Not so, however, for the camp’s Community Assistance Volunteers who braved the pestiferous heat and begin their weekend at 7:30 a.m., Saturday, when they boarded a bus for the nearby Atta Region to begin renovating the area’s only school house within a six mile radius.
And, if ever there was a facility in need of CAV elbow grease, the ‘Ecole de Basede Nagad’ is apparently it. According to Sameh Ali Ahmed, schoolhouse director, the three-room, one-story schoolhouse has existed in a state of neglect for years.
"It’s been like this for a long time, so we’re very excited about this project - about having the Americans here,” said Sameh. “We’ve been trying to schedule this for a long time."
Following a friendly huddle with Sameh and interpreter Mohamed Kamal Hamadou, the fourteen volunteers went to work filling several buckets with water and then spent three hours scrubbing dirt and graffiti from the building’s exterior walls. Soon the sidewalk lining the front of the school turned blue as spatters of water – stained from traces of the facility’s previous indigo and white paint scheme - streamed across the cement.
"The entire outside of the school needs to be cleaned, wiped down and prepped for painting,” said U.S. Navy Gunner’s Mate 2nd Class Sara Liming, CAV vice president. “It’s going to be painted in accordance with locally approved colors – light blue on the bottom and white on top."

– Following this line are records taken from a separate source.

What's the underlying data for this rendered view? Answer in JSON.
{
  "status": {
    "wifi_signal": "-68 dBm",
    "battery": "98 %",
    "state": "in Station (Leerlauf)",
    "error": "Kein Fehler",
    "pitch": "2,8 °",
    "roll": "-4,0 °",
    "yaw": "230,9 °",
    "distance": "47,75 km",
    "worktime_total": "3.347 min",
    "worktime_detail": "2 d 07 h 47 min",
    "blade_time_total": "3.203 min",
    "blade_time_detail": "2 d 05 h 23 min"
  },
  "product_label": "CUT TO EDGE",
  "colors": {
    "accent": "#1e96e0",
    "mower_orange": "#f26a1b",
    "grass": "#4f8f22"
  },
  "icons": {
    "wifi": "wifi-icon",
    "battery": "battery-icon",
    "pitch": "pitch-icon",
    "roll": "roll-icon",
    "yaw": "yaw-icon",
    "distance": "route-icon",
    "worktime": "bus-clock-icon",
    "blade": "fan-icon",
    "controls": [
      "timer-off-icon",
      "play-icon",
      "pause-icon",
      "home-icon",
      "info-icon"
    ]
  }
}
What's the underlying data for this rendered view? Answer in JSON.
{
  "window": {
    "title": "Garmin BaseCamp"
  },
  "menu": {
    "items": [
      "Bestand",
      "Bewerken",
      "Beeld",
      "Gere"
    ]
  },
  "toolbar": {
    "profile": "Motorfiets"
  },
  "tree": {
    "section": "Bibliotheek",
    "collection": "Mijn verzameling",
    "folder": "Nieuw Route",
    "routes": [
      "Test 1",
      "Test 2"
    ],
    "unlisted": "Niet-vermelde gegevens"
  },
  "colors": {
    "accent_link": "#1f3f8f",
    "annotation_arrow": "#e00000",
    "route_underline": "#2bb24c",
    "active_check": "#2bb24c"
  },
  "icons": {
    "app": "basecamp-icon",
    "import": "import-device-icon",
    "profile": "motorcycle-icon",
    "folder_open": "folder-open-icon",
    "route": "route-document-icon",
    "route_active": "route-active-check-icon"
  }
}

The Nagad Schoolhouse project is currently scheduled to last two months and while the CAV must limit its volunteer work to Saturday mornings, the team appears to have given serious thought to their course of action.
"We’ll start with the cleaning of the exterior and then weekend by weekend, paint each section," said Liming.
Along with this, there are other projects associated with the school that the CAV is mulling over: constructing an edifice for students and teachers to cook under; building benches for students to sit on while eating; and coming to grips with a feasible way to improve the school’s plumbing system or – more appropriately – its lack of a plumbing system. Currently, the institution’s only water supply consists of two cracked garden hoses attached to an ancient pump from which a thin stream of water dribbles into a communal sinkhole.
Liming stressed that these projects are only in what she called the discussion phase. "These jobs have not been approved yet, but we’re very excited about the possibilities," she said.
CAV member U.S. Air Force Captain Matt Sullivan said he looks forward to the effort CAV projects demand.
"I’m prepared to get dirty," said Captain Sullivan. "I took it for granted that I had access to a good clean school – hopefully this volunteer work will give a child the opportunity for an education. The CAV is making sure they have a clean place to acquire the knowledge that will propel them through life."